Vaen's eyes narrowed. "You want me to go to him?"
"I need you to get close. If he accepts you as a disciple, you learn. If not, you see how the process is done. I need that method. My lineage stagnated. I won't be able to advance any further from stage 3." She paused. "And I don't like having some fossils on a mountain holding all the cards."
He didn't respond immediately. Yu Rael leaned forward, elbows on the table, voice lowered now.
"I cannot go. Too risky and noticeable. He does not approve of my kind — too brutal, he says. Tch." She spat to the side. "That's rich coming from a man who once roasted elders in the Xinyue Empire for amusement."
Vaen spoke up. "What kind of man is he?"
"Depends on the day. He'll ignore you. He'll curse at you. He'll train you. But he's fair in a twisted old-man kind of way. If he believes you have potential, he won't kill you on sight." She glanced sideways. "That's the best offer you'll receive from a Nascent Soul freak around here."
The tent flap rustled again as one of her vice-captains slipped in — a wiry woman with a crooked smile and a piercing gaze, arms crossed over her black-leather vest. "You called me?"

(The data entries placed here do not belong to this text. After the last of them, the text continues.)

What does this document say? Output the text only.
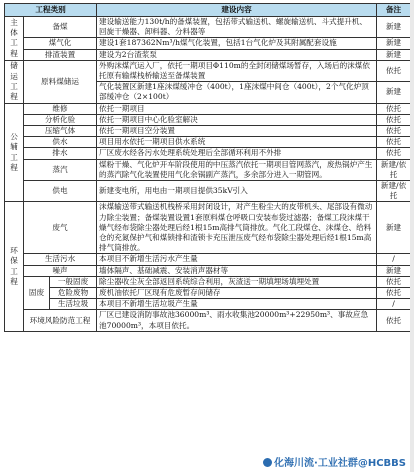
工程类别			建设内容	备注
主体工程	备煤		建设输送能力130t/h的备煤装置，包括带式输送机、螺旋输送机、斗式提升机、回旋干燥器、卸料器、分料器等	新建
	煤气化		建设1套187362Nm³/h煤气化装置，包括1台气化炉及其附属配套设施	新建
	排渣装置		建设为2台渣浆泵	新建
储运工程	原料煤储运		外购沫煤汽运入厂，依托一期项目Φ110m的全封闭储煤场暂存，入场后的沫煤依托原有输煤栈桥输送至备煤装置	依托
			气化装置区新建1座沫煤缓冲仓（400t），1座沫煤中间仓（400t），2个气化炉顶部缓冲仓（2×100t）	新建
公辅工程	维修		依托一期项目	依托
	分析化验		依托一期项目中心化验室解决	依托
	压缩气体		依托一期项目空分装置	依托
	供水		项目用水依托一期项目供水系统	依托
	排水		厂区废水经各污水处理系统处理后全部循环利用不外排	依托
	蒸汽		煤粉干燥、气化炉开车阶段使用的中压蒸汽依托一期项目管网蒸汽，废热锅炉产生的蒸汽除气化装置使用气化余锅副产蒸汽，多余部分进入一期管网。	新建/依托
	供电		新建变电所，用电由一期项目提供35kV引入	新建/依托
环保工程	废气		沫煤输送带式输送机栈桥采用封闭设计，对产生粉尘大的皮带机头、尾部设有微动力除尘装置；备煤装置设置1套原料煤仓呼吸口安装布袋过滤器；备煤工段沫煤干燥气经布袋除尘器处理后经1根15m高排气筒排放。气化工段煤仓、沫煤仓、给料仓的充氮保护气和煤锁排和渣锁卡充压泄压废气经布袋除尘器处理后经1根15m高排气筒排放。	新建
	生活污水		本项目不新增生活污水产生量	/
	噪声		墙体隔声、基础减震、安装消声器材等	新建
	固废	一般固废	除尘器收尘灰全部返回系统综合利用，灰渣送一期填埋场填埋处置	依托
		危险废物	废机油依托厂区现有危废暂存间储存	依托
		生活垃圾	本项目不新增生活垃圾产生量	/
	环境风险防范工程		厂区已建设消防事故池36000m³、雨水收集池20000m³+22950m³、事故应急池70000m³，本项目依托。	依托
化海川流·工业社群@HCBBS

Vaen ignored the nickname. Yu Rael sighed. "Yes, Kara. We are. You'll take him halfway, then turn him over to Kamael. He knows the trails."
Kara snorted. "Kamael talks too much."
"Gag him, then." Yu Rael stood up and tossed a token in Vaen's direction. "Present this if he hesitates. It's sealed with my seal."
Vaen snagged it out of the air. A simple metal badge, imprinted with the eight-pointed desert sun — her personal sigil. He tucked it into his robes without a word.
Yu Rael's voice softened as she passed him, her shoulder brushing against his for a moment. "Be careful. That mountain. It's not a mountain. You'll sense it."
He inclined his head slightly. "Will do."
She snorted. "And don't try to be clever. Just be. whatever strange thing you are that prompted me to let you live."
As Vaen stepped out into the cool desert dusk, Kara followed, laughing. "She just likes to use you."
Vaen had no reply. His thoughts had already returned to the mountain and the mysterious scholar who awaited him there — a man who had answers, or perhaps more chains.